Helene Elliott: Los Angeles Kings aren’t good enough to get job done in Game 4
(I thought the Kings lost because (1) Justin Williams was mistakenly called for goal-tender interference, (2) on the ensuing power-play, Jonathan Quick didn’t pay attention and negated an icing, leading directly to a goal, (3) Smith made a handful of saves that could have gone either way, especially on chances by Richards, Lewis and Brown, and (4) the Kings, being a young team, are still nervous playing at home. But now I see that the Kings just “aren’t good enough to get the job done.)
If success had dulled the Kings’ memory of what it felt like to lose, if eliminating the Vancouver Canucks in five games, sweeping the St. Louis Blues and taking the first three games of the Western Conference finals against the Phoenix Coyotes had made them forget how deeply a defeat can sting, it all came back to them Sunday afternoon.
Check.
On the day they could have clinched a berth in the Stanley Cup finals, they instead had to pack for another trip to the desert to face a team that rediscovered its identity in a scrappy 2-0 victory at Staples Center.

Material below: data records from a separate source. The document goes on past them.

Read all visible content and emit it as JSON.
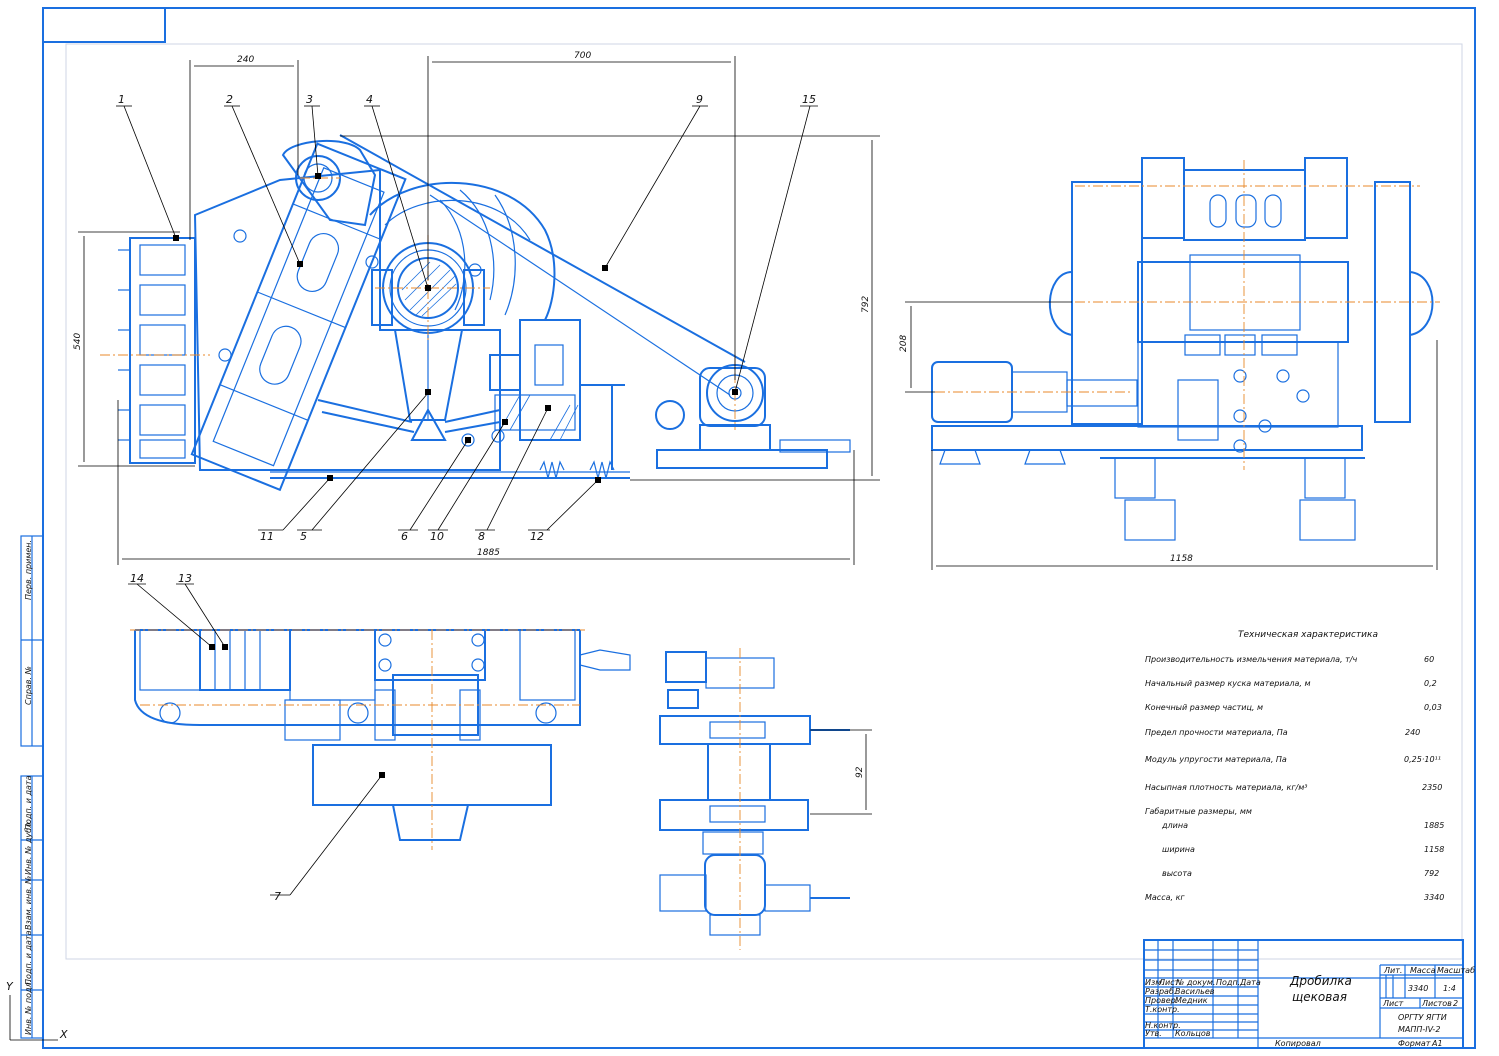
{
  "sheet": {
    "title_line1": "Дробилка",
    "title_line2": "щековая",
    "scale": "1:4",
    "mass": "3340",
    "organization_line1": "ОРГТУ ЯГТИ",
    "organization_line2": "МАПП-IV-2",
    "format_label": "Формат",
    "format_value": "A1",
    "copied_label": "Копировал",
    "sheet_label": "Лист",
    "sheets_label": "Листов",
    "sheets_count": "2",
    "col_lit": "Лит.",
    "col_mass": "Масса",
    "col_scale": "Масштаб",
    "row_labels": [
      "Изм.",
      "Лист",
      "№ докум.",
      "Подп.",
      "Дата"
    ],
    "roles": [
      "Разраб.",
      "Провер.",
      "Т.контр.",
      "",
      "Н.контр.",
      "Утв."
    ],
    "names": [
      "Васильев",
      "Медник",
      "",
      "",
      "",
      "Кольцов"
    ]
  },
  "side_stamps": [
    "Перв. примен.",
    "Справ. №",
    "Подп. и дата",
    "Инв. № дубл.",
    "Взам. инв. №",
    "Подп. и дата",
    "Инв. № подл."
  ],
  "dimensions": {
    "d240": "240",
    "d700": "700",
    "d540": "540",
    "d792": "792",
    "d1885": "1885",
    "d1158": "1158",
    "d208": "208",
    "d92": "92"
  },
  "leaders": [
    "1",
    "2",
    "3",
    "4",
    "5",
    "6",
    "7",
    "8",
    "9",
    "10",
    "11",
    "12",
    "13",
    "14",
    "15"
  ],
  "specs": {
    "heading": "Техническая характеристика",
    "rows": [
      {
        "label": "Производительность измельчения материала, т/ч",
        "value": "60"
      },
      {
        "label": "Начальный размер куска материала, м",
        "value": "0,2"
      },
      {
        "label": "Конечный размер частиц, м",
        "value": "0,03"
      },
      {
        "label": "Предел прочности материала, Па",
        "value": "240"
      },
      {
        "label": "Модуль упругости материала, Па",
        "value": "0,25·10¹¹"
      },
      {
        "label": "Насыпная плотность материала, кг/м³",
        "value": "2350"
      },
      {
        "label": "Габаритные размеры, мм",
        "value": ""
      },
      {
        "label": "длина",
        "value": "1885"
      },
      {
        "label": "ширина",
        "value": "1158"
      },
      {
        "label": "высота",
        "value": "792"
      },
      {
        "label": "Масса, кг",
        "value": "3340"
      }
    ]
  },
  "axis_marks": {
    "x": "X",
    "y": "Y"
  },
  "colors": {
    "line": "#1a6fe0",
    "center": "#e8892b",
    "dim": "#000000"
  }
}
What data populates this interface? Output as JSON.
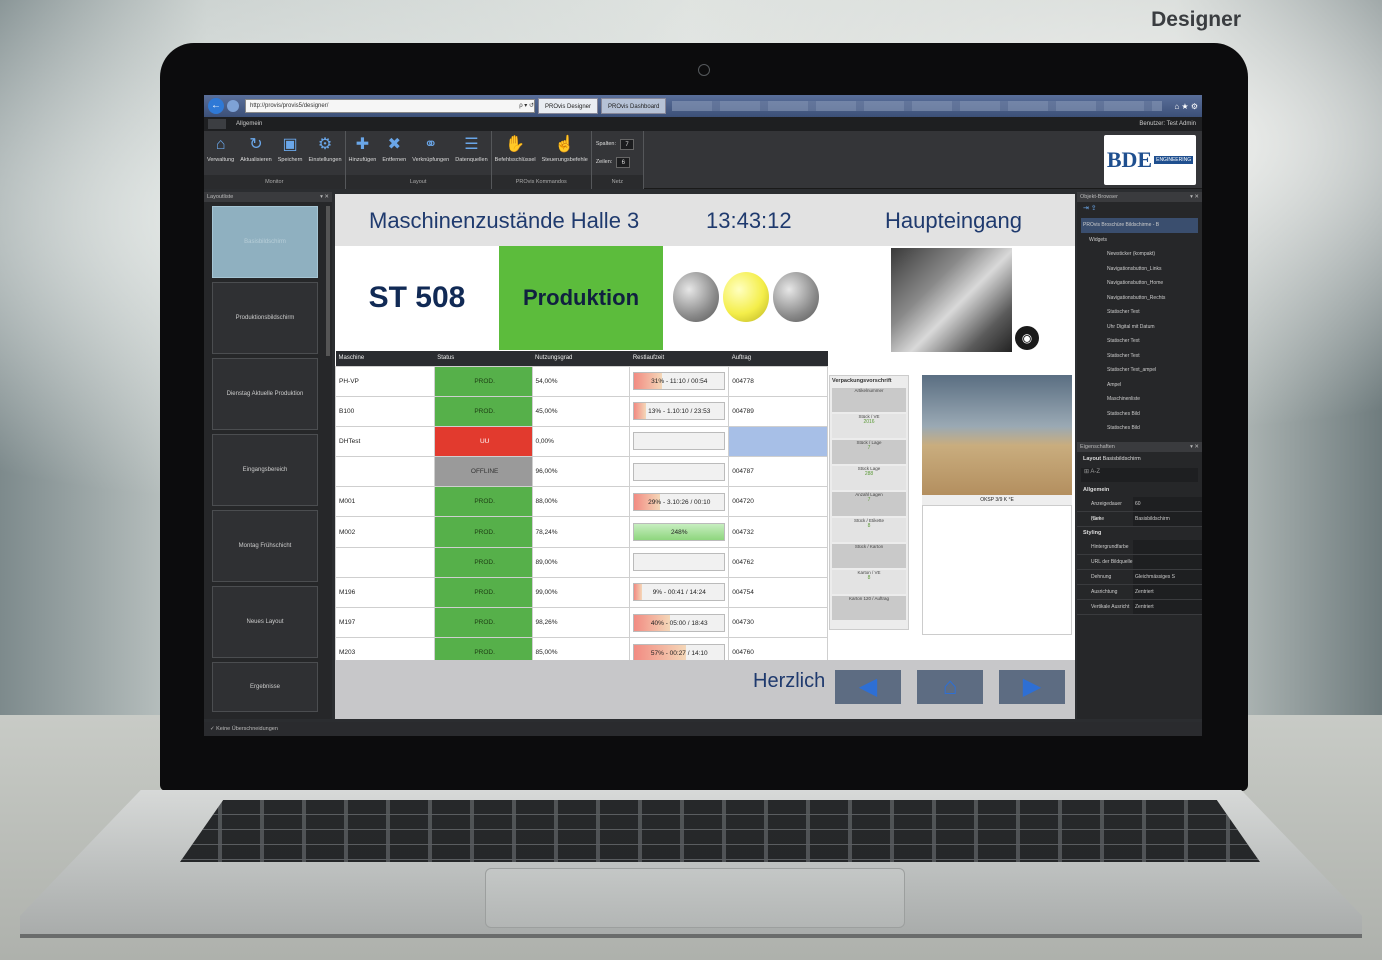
{
  "brand": "Designer",
  "browser": {
    "url": "http://provis/provis5/designer/",
    "search_glyph": "ρ ▾ ↺",
    "tabs": [
      "PROvis Designer",
      "PROvis Dashboard"
    ],
    "icons": "⌂ ★ ⚙"
  },
  "menubar": {
    "tab": "Allgemein",
    "user": "Benutzer: Test Admin"
  },
  "ribbon": {
    "groups": [
      {
        "name": "Monitor",
        "items": [
          "Verwaltung",
          "Aktualisieren",
          "Speichern",
          "Einstellungen"
        ]
      },
      {
        "name": "Layout",
        "items": [
          "Hinzufügen",
          "Entfernen",
          "Verknüpfungen",
          "Datenquellen"
        ]
      },
      {
        "name": "PROvis Kommandos",
        "items": [
          "Befehlsschlüssel",
          "Steuerungsbefehle"
        ]
      },
      {
        "name": "Netz",
        "spalten_label": "Spalten:",
        "spalten": "7",
        "zeilen_label": "Zeilen:",
        "zeilen": "6"
      }
    ]
  },
  "logo": {
    "text": "BDE",
    "sub": "ENGINEERING"
  },
  "left_panel": {
    "title": "Layoutliste",
    "items": [
      "Basisbildschirm",
      "Produktionsbildschirm",
      "Dienstag Aktuelle Produktion",
      "Eingangsbereich",
      "Montag Frühschicht",
      "Neues Layout",
      "Ergebnisse"
    ]
  },
  "canvas": {
    "title": "Maschinenzustände Halle 3",
    "time": "13:43:12",
    "location": "Haupteingang",
    "station": "ST 508",
    "state": "Produktion",
    "table": {
      "headers": [
        "Maschine",
        "Status",
        "Nutzungsgrad",
        "Restlaufzeit",
        "Auftrag"
      ],
      "rows": [
        {
          "m": "PH-VP",
          "s": "PROD.",
          "n": "54,00%",
          "r": "31% - 11:10 / 00:54",
          "a": "004778"
        },
        {
          "m": "B100",
          "s": "PROD.",
          "n": "45,00%",
          "r": "13% - 1.10:10 / 23:53",
          "a": "004789"
        },
        {
          "m": "DHTest",
          "s": "UU",
          "n": "0,00%",
          "r": "",
          "a": ""
        },
        {
          "m": "",
          "s": "OFFLINE",
          "n": "96,00%",
          "r": "",
          "a": "004787"
        },
        {
          "m": "M001",
          "s": "PROD.",
          "n": "88,00%",
          "r": "29% - 3.10:26 / 00:10",
          "a": "004720"
        },
        {
          "m": "M002",
          "s": "PROD.",
          "n": "78,24%",
          "r": "248%",
          "a": "004732"
        },
        {
          "m": "",
          "s": "PROD.",
          "n": "89,00%",
          "r": "",
          "a": "004762"
        },
        {
          "m": "M196",
          "s": "PROD.",
          "n": "99,00%",
          "r": "9% - 00:41 / 14:24",
          "a": "004754"
        },
        {
          "m": "M197",
          "s": "PROD.",
          "n": "98,26%",
          "r": "40% - 05:00 / 18:43",
          "a": "004730"
        },
        {
          "m": "M203",
          "s": "PROD.",
          "n": "85,00%",
          "r": "57% - 00:27 / 14:10",
          "a": "004760"
        }
      ],
      "progress": [
        0.31,
        0.13,
        0,
        0,
        0.29,
        1.0,
        0,
        0.09,
        0.4,
        0.57
      ]
    },
    "packaging": {
      "title": "Verpackungsvorschrift",
      "rows": [
        {
          "label": "Artikelnummer",
          "value": ""
        },
        {
          "label": "Stück / VE",
          "value": "2016"
        },
        {
          "label": "Stück / Lage",
          "value": "7"
        },
        {
          "label": "Stück Lage",
          "value": "288"
        },
        {
          "label": "Anzahl Lagen",
          "value": "7"
        },
        {
          "label": "Stück / Etikette",
          "value": "8"
        },
        {
          "label": "Stück / Karton",
          "value": ""
        },
        {
          "label": "Karton / VE",
          "value": "8"
        },
        {
          "label": "Karton 120 / Auftrag",
          "value": ""
        }
      ]
    },
    "pallet_label": "OKSP 3/9 K        °E",
    "footer": {
      "ticker": "Herzlich",
      "back": "◀",
      "home": "⌂",
      "next": "▶"
    }
  },
  "right_panel": {
    "title": "Objekt-Browser",
    "tree": [
      "PROvis Broschüre Bildschirme - B",
      "Widgets",
      "Newsticker (kompakt)",
      "Navigationsbutton_Links",
      "Navigationsbutton_Home",
      "Navigationsbutton_Rechts",
      "Statischer Text",
      "Uhr Digital mit Datum",
      "Statischer Text",
      "Statischer Text",
      "Statischer Text_ampel",
      "Ampel",
      "Maschinenliste",
      "Statisches Bild",
      "Statisches Bild"
    ],
    "props_title": "Eigenschaften",
    "props_subtitle": "Layout",
    "props_subject": "Basisbildschirm",
    "section1": "Allgemein",
    "props1": [
      {
        "k": "Anzeigedauer (Sek",
        "v": "60"
      },
      {
        "k": "Name",
        "v": "Basisbildschirm"
      }
    ],
    "section2": "Styling",
    "props2": [
      {
        "k": "Hintergrundfarbe",
        "v": ""
      },
      {
        "k": "URL der Bildquelle",
        "v": ""
      },
      {
        "k": "Dehnung",
        "v": "Gleichmässiges S"
      },
      {
        "k": "Ausrichtung",
        "v": "Zentriert"
      },
      {
        "k": "Vertikale Ausricht",
        "v": "Zentriert"
      }
    ]
  },
  "status": "✓ Keine Überschneidungen"
}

A blown-call, a lapse of attention, and a ricochet. That’s their identity? Good luck replicating that.
“We were good. But good’s not going to get it done around this time of the year,” Kings defenseman Matt Greene said. “We’ve got to be better than we were tonight. They came out flying and we weren’t matching their speed.”

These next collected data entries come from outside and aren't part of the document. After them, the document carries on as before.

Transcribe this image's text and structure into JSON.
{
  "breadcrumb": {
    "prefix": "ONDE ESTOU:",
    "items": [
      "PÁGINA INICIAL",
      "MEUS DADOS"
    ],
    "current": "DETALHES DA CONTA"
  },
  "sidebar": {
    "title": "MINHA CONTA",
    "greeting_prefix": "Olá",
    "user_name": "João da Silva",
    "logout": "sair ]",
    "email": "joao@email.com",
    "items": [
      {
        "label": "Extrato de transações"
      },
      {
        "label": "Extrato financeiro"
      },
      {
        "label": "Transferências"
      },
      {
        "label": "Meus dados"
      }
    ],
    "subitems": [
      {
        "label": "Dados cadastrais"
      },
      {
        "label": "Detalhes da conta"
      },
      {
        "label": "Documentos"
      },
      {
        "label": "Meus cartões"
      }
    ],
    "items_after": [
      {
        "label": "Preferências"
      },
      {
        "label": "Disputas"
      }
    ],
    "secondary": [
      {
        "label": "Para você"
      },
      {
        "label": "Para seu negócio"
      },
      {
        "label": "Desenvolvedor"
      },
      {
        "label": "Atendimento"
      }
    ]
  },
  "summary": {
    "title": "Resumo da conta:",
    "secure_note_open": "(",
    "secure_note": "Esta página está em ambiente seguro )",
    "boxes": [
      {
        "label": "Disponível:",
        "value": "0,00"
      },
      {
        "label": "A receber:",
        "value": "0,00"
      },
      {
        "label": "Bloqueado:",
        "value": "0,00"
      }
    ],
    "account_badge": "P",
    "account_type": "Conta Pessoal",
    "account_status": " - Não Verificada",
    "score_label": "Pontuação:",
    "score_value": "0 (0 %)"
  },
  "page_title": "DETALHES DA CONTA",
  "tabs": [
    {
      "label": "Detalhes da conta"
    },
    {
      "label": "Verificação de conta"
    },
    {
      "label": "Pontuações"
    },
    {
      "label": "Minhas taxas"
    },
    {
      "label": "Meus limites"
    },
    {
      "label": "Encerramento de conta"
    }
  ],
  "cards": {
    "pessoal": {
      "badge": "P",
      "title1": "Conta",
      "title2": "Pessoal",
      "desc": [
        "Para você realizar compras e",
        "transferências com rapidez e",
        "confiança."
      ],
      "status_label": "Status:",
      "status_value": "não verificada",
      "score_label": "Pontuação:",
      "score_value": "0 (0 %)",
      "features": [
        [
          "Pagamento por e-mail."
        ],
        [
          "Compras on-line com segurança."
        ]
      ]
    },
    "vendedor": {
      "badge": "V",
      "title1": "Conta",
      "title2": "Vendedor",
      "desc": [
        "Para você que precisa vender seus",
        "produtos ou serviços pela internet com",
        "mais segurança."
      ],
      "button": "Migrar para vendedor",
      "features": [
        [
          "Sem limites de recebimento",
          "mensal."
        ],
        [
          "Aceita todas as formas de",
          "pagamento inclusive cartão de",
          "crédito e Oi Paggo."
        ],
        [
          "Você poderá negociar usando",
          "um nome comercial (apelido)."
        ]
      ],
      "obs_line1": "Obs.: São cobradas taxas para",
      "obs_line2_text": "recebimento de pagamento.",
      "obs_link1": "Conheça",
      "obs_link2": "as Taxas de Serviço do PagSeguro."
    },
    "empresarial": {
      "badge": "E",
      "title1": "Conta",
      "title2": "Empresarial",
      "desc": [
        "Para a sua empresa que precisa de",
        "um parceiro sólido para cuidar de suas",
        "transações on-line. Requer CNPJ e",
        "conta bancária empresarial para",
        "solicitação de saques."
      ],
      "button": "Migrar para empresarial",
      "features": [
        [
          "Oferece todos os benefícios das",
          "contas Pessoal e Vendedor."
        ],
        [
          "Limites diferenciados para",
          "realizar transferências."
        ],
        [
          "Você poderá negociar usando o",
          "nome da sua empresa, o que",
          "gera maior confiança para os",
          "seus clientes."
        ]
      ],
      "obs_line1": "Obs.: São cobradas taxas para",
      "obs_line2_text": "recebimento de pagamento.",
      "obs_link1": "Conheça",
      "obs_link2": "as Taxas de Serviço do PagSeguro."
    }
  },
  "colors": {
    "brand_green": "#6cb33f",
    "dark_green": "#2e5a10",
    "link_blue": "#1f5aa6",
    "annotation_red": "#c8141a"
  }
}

They didn’t match the Coyotes in any area that mattered Sunday, including an 0-for-6 power-play performance that left them two for 23 with the man advantage in this series.

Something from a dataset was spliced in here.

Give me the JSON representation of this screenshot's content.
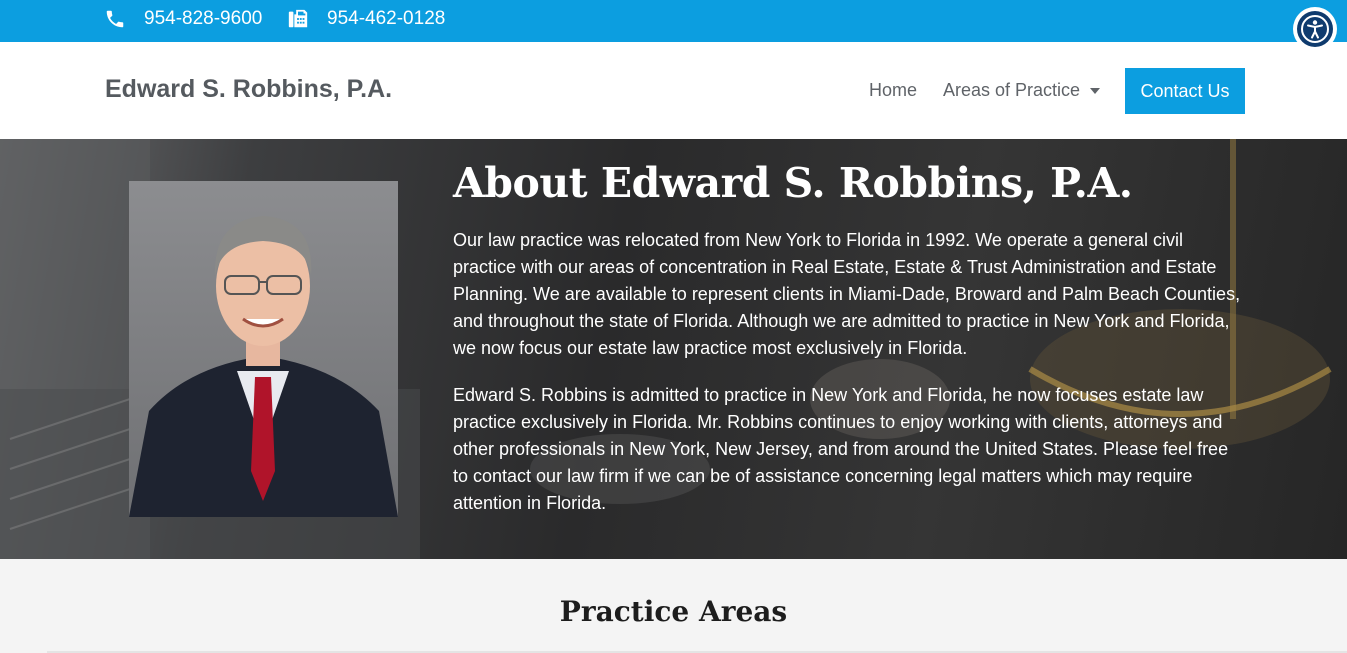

See, she’s not having any of it. It’s not just “matching their speed”, Matt. But wait, what about shots?
Their 36-21 edge in shots was deceptive because most of their efforts came from the perimeter and almost none were generated off rebounds.
Hey, welcome back “shot mentality”! I almost hesitate to point out that 36 shots that are mostly not off rebounds is a hell of a lot of shots. I saw several excellent scoring chances that just didn’t convert. It happens.
(For comparison, here’s Pierre LeBrun’s article using the same interviews. Much more balanced, when compared to Helene’s home-town bias. The thing I can’t figure out is, why is her bias backwards?
“That was Coyote hockey,” Phoenix winger Ray Whitney said after his team’s persistence and pluck extended the Kings’ nearly two-decade wait for a conference title. [...][The Kings] [...] know they may come to regret giving the Coyotes even the smallest shred of hope to nurture into something bigger.
Excellent, sowing the seeds of ruin.
“They played really well. It’s a good lesson for us,” Kings winger Dustin Penner said. “We got the bounces, for the most part, up until tonight.”
They got no favors or bounces Sunday but didn’t deserve any in their first defeat since April 18 [...].
Right. And all those bounces that went our way in the three wins (think of all those pucks that bounced past Quick and somehow stayed out) went our way because Phoenix didn’t deserve the bounces? THEY’RE BOUNCES. The puck didn’t go off Scuderi’s (or Penner’s or whoever’s) stick and into the net because the Kings didn’t deserve a better bounce.
Or is this Newton’s undiscovered Fourth Law?
Ah, purged. I feel better already. Thanks!